Show that nth root of a real number exists and it is unique

Question

I am studying real analysis with Real Mathematical Analysis (2nd. ed.) by Pugh and I am stuck in an exercise as follows:

Given $x>0$ and $n\in\mathbb{N}$, prove that there is a unique $y>0$ such that $y^n=x$. That is the $n^{\text{th}}$ root of $x$ exists and is unique. $[$Hint: Consider $$ y=\text{ l.u.b. } \{s\in\mathbb{R}:s^n\leq x\}$$ Then use Exercise 15 (shown below) to show that $y^n$ can be neither $<x$ nor $>x$.$]$

15. Given $y\in\mathbb{R}, n\in\mathbb{N}$ and $\epsilon>0$, show that for some $\delta>0$, if $u\in\mathbb{R}$ and $|u-y|<\delta$ then $|u^n-y^n|<\epsilon$. $[$Hint: Prove the inequality when $n=1, n=2$ and then do induction on $n$ using the identity

$$u^n-y^n=(u-y)(u^{n-1}+u^{n-2}y+\dots+y^{n-1})]$$

I cannot come up with an idea about how to start and complete this proof. I appreciate any kind of help.

Answer 1

Let $A=\{s\in\mathbb{R}:s^n\leq x\}$. Since $0\in A$ and all $a\in A\leq x+1$, the least upper bound $y$ for $A$ exists.

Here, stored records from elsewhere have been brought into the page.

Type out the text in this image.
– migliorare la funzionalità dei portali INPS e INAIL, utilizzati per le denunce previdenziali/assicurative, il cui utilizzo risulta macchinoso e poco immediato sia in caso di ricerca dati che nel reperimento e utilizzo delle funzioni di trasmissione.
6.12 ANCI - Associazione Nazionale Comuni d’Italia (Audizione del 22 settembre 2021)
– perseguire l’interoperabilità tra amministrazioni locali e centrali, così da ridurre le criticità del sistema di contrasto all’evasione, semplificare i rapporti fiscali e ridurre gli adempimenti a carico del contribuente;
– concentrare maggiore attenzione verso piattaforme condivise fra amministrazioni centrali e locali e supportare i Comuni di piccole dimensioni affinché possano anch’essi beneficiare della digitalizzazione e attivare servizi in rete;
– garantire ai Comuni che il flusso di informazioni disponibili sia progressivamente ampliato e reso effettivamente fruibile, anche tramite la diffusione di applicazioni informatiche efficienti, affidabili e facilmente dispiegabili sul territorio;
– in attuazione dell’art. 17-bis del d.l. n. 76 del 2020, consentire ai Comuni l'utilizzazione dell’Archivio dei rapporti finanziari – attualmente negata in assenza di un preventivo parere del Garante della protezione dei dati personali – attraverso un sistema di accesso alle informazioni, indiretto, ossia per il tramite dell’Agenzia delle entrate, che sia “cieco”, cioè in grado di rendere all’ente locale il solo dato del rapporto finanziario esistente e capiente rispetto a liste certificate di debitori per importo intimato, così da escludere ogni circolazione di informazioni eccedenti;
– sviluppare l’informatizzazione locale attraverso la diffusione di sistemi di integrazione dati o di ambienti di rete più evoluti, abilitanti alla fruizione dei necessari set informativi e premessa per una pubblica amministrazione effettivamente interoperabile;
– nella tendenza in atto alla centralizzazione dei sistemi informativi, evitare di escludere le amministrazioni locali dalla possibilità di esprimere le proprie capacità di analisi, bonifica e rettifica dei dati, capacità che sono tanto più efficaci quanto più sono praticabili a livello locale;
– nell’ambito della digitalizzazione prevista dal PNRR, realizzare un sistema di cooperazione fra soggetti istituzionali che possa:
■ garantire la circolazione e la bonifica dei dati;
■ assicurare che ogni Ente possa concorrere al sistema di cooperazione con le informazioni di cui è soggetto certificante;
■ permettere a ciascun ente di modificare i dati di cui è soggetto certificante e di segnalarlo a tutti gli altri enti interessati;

One of the following three cases must be true: $y^n<x, y^n=x, y^n>x$.

Case $y^n<x$:

• Let $\epsilon = x-y^n$.
• Then by exercise 15, there is a $\delta>0$ such that for some $u\in\mathbb{R}$, $|u-y|<\delta\implies|u^n-y^n|<\epsilon$.
• In particular, there is a $u'$ such that $y<u'<y+\delta$.
• This means that $u'^n-y^n<\epsilon=x-y^n \implies y^n<u'^n < x$, contradicting that $y$ is the least upper bound for $A$.

A similar argument can be made for $y^n > x$ so I'll omit it here.

Now that we showed $y^n=x$, we have to show that this $y$ is $unique$. This is trivial with the fact that least upper bounds are unique.

Note: I've seen a solution like this somewhere but I can't remember where.